Sodium, baseline before starting and at 2-4 weeks if you're over 65, female, low body weight, or on a diuretic. SSRI-induced hyponatraemia usually appears in the first month and can be serious if missed.
Liver enzymes (ALT, AST), baseline. Sertraline is hepatically metabolised through multiple CYP enzymes, and clearance shifts with significant liver dysfunction. Recheck if symptoms suggest hepatic strain.
ECG, baseline if you have cardiac history or are on other QT-prolonging medications. Sertraline is one of the safer SSRIs for cardiac patients but a baseline reference is worth having.
TSH and free T4, baseline. Hypothyroidism can present as treatment-resistant depression, so rule it out before committing to long-term SSRI treatment.
CYP2C19 genotype is occasionally useful. Sertraline metabolism is less CYP2C19-dependent than escitalopram, but variants can still shift exposure modestly. Not routine testing but worth knowing about if you're getting unusually strong side effects at standard doses.
Pregnancy test, before starting in women of reproductive age. Sertraline has the best safety profile of any SSRI in pregnancy, but the decision is still individualised and depends on knowing the situation.

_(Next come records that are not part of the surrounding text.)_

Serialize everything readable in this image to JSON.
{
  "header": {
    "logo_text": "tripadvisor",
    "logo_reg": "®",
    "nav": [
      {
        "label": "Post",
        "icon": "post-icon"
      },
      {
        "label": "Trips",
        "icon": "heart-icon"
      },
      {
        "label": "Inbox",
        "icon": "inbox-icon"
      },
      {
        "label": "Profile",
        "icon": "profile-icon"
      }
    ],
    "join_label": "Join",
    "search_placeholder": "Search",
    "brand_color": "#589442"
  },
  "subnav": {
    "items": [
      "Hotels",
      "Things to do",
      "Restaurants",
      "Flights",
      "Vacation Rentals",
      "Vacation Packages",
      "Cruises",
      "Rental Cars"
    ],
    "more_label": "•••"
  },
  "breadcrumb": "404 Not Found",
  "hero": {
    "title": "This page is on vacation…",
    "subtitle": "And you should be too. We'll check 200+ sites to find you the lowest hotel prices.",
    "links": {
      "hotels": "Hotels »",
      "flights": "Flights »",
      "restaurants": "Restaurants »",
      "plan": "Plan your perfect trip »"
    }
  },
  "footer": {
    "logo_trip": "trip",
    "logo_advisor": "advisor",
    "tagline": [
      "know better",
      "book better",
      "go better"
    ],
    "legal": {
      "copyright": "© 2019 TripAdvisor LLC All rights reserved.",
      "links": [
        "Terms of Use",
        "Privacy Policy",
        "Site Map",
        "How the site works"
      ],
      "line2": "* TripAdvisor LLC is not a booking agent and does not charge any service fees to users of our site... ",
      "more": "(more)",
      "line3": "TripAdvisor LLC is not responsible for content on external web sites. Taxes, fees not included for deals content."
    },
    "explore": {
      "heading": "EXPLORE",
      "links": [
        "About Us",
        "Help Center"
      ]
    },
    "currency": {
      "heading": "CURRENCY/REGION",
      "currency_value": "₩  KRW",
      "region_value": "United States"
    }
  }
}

For most healthy adults starting sertraline, baseline sodium, liver enzymes, and TSH cover the meaningful ground. The bloodwork that actually matters most isn't standard chemistry, it's tracking response and side effects week to week with your prescriber and being honest about what's happening, including the awkward stuff.
Sertraline is a prescription drug in essentially all jurisdictions.